There is a very simple rule of thumb for these physics engines: the faster it can count, the more realistic the resulting predictions. Without sufficient speed, the simulation will appear slow and its predicted behaviors will appear unrealistic. That is the reason why only modern high-end computers are used with our simulators, and it’s also the reason why we use our own proprietary physics engine, designed to be extremely efficient for exactly this type of medical simulation, and capable of performing many millions of collision calculations per second. Everything to provide you, the end user, with the world’s most realistic endovascular simulator.
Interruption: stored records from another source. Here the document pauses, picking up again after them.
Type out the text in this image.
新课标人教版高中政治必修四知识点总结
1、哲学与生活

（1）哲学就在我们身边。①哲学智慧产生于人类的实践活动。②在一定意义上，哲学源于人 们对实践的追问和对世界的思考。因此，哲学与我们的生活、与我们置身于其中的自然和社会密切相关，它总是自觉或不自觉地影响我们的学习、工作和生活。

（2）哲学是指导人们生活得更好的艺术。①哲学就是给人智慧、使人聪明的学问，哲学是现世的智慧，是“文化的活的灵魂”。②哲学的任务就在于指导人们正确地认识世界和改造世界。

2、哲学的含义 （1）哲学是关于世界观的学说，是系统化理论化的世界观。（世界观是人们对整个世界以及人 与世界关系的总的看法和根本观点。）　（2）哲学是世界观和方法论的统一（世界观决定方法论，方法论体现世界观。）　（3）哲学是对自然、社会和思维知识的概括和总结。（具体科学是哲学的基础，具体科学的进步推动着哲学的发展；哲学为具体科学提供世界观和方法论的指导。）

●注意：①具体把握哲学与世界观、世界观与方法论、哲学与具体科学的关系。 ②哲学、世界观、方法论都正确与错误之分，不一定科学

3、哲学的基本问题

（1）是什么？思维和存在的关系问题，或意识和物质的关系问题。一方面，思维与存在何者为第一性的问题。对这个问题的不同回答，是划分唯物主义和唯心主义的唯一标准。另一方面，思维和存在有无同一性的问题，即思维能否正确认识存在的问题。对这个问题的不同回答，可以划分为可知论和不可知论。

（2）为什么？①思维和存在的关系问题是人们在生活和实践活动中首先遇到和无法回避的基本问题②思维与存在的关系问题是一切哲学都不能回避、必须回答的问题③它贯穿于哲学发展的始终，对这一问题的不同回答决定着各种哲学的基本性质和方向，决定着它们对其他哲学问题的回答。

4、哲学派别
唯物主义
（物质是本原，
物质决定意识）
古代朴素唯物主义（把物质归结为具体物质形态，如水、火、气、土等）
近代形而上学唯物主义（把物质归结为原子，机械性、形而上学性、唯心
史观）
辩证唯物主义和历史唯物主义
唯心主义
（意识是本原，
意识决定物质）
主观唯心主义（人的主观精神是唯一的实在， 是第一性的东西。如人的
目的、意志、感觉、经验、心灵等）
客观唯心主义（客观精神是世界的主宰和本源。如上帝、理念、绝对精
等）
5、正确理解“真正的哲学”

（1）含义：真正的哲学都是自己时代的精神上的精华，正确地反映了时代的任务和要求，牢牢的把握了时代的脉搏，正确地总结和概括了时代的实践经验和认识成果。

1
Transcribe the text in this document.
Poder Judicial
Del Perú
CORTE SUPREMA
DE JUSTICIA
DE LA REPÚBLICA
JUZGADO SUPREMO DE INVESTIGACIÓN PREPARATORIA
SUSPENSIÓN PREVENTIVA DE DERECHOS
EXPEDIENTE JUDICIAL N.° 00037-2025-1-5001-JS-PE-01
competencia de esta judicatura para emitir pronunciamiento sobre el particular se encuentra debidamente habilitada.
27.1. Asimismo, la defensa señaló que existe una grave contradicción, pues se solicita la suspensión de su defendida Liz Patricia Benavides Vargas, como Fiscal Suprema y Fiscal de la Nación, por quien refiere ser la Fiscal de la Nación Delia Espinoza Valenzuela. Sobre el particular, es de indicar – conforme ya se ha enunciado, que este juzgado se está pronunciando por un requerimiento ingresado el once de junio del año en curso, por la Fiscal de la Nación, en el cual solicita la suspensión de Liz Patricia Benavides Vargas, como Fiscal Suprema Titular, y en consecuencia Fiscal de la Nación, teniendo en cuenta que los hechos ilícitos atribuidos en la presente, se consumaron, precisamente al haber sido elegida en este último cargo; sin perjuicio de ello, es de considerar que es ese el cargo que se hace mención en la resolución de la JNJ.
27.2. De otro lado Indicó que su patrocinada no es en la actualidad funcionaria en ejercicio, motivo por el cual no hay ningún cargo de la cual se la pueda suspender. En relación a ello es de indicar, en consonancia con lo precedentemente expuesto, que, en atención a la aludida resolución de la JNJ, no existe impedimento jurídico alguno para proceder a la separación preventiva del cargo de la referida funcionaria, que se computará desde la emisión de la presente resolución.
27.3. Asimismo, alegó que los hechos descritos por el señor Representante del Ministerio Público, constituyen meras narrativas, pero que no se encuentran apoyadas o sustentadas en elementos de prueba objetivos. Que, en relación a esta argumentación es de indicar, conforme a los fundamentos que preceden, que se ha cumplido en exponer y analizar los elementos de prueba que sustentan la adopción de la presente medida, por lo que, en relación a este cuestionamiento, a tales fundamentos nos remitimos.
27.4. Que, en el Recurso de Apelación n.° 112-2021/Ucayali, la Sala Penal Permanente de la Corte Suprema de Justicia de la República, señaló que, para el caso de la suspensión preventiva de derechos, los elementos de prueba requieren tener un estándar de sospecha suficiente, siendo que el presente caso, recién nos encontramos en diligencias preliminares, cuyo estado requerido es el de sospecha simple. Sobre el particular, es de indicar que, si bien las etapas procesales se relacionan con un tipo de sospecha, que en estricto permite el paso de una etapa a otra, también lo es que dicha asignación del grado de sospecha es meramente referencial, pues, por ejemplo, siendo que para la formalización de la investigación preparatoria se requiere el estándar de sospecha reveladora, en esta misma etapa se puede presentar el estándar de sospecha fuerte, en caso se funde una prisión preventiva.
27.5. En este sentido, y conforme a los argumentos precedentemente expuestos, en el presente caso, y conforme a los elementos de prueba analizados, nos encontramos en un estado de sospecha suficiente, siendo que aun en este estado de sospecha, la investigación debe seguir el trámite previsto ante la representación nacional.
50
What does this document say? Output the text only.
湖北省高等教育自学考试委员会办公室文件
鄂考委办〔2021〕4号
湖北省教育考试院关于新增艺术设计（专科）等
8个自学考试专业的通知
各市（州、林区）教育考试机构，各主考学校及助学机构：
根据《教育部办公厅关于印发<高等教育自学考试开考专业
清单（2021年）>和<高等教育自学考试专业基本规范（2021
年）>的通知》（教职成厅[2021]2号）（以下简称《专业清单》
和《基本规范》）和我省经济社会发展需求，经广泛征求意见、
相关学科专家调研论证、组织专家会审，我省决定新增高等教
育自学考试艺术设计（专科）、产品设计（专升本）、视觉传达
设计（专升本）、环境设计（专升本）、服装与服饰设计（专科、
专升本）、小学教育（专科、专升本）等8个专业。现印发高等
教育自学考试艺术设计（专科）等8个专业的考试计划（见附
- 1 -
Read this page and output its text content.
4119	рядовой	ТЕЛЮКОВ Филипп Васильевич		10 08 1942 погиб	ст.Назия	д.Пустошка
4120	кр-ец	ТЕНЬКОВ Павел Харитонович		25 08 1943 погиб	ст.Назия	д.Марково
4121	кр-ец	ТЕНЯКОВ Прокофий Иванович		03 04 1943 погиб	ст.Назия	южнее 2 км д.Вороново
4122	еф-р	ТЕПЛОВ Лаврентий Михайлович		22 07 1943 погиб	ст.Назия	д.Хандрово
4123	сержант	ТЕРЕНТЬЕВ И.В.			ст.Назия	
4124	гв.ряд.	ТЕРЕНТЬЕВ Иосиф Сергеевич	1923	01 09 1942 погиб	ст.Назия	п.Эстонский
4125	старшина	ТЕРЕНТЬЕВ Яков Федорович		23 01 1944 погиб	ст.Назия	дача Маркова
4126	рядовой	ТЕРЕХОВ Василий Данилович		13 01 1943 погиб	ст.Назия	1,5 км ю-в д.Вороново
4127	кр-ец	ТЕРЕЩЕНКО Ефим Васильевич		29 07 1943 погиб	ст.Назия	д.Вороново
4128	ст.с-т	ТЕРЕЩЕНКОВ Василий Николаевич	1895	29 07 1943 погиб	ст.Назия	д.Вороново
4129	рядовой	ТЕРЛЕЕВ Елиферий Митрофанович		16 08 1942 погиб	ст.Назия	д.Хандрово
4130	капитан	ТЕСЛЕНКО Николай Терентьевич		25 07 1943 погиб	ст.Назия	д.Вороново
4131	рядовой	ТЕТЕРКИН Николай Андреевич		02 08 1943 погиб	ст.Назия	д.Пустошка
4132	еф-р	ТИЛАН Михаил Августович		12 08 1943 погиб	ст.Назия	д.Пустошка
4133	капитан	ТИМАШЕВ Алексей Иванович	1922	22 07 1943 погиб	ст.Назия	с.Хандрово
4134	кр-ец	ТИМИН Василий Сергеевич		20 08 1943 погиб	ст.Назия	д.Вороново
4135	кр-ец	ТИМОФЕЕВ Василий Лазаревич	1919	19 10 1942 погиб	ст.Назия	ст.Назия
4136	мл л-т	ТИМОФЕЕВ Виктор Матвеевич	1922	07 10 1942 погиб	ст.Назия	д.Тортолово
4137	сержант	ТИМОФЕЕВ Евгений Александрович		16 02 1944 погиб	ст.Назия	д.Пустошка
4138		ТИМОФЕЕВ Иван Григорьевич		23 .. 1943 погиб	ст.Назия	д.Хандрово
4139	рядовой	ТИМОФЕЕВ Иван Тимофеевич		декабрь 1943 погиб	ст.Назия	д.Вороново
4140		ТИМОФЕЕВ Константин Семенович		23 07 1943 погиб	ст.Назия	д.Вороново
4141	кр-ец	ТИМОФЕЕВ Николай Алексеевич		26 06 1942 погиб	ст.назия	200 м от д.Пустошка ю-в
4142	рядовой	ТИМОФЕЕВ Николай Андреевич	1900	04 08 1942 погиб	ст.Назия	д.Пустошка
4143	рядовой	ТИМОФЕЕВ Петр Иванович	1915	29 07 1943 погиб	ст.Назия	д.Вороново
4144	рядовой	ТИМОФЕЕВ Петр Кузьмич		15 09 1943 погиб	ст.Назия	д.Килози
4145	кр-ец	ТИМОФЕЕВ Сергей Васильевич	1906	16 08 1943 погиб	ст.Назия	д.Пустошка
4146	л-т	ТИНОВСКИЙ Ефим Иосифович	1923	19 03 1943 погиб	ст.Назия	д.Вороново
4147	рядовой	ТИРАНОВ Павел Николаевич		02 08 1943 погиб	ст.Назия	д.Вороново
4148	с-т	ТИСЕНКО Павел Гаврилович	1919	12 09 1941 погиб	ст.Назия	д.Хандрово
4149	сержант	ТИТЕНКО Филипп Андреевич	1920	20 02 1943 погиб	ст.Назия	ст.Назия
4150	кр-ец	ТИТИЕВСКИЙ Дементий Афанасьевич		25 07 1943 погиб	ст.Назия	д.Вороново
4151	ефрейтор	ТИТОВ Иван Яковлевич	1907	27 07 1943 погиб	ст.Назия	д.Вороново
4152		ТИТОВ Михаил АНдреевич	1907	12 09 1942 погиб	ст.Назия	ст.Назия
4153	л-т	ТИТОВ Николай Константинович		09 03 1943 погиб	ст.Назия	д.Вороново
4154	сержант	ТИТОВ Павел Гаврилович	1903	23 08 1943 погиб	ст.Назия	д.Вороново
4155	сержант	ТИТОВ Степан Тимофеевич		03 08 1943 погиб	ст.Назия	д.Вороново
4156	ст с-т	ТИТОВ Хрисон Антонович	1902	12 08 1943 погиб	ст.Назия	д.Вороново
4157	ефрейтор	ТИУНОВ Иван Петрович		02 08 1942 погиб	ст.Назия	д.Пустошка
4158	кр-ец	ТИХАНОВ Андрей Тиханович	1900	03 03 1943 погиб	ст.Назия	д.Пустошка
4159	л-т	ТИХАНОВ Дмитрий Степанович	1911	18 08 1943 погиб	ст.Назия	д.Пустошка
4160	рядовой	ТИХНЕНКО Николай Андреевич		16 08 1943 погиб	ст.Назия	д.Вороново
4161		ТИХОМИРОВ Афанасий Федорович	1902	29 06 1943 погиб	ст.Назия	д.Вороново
It’s amazing how fast things change. Only a few years ago a whole room of high-end computers would have been needed for this type of simulation. The development of parallel multi-core computing plays a large part in this. Computers with up to 16 processor cores are commonly commercially available today, and it’s been estimated that within five year’s time they will feature as many as 128 cores. As a result, endovascular simulation training gets more and more realistic by the day. Currently our simulators are able to use up to 32 cores, and can even simulate multiple clinical devices used in parallel and how they in turn will interact with each other, e.g. in the case of an EVAR procedure when the contralateral gate is being cannulated, or predict how the vessels themselves might react, such as when straightening out loops in the radial artery.
The model of the patient is also becoming better. Nowadays we have the possibility to create patient-specific virtual anatomies within a matter of minutes and with higher accuracy than ever before. Eric Topol in his recent book, “The Creative Destruction of Medicine”, dedicates an entire chapter to the advances of medical imaging and calls this development the “virtualization of the real world”. But as the models improve and get easier to import into the virtual world, won’t the full physics engine and its prediction of what results you can expect when working on these models need to improve as well? Long before the rise of the internet and multi-core computers, David Gelernter wrote in his book “Mirror Worlds” that in the future “You will look into a computer screen and see the real world”. But how real would such a world seem if it didn’t also behave in the way we expected? Surely, filling in the “gap” between all the new available information in the best way possible will become increasing important. This is really where the fundamental benefit of using full physics simulation lies; in contrast to other alternatives it will only continue to improve as technology progresses, and offer an ever more realistic and valuable training experience to medical students, residents, and physicians.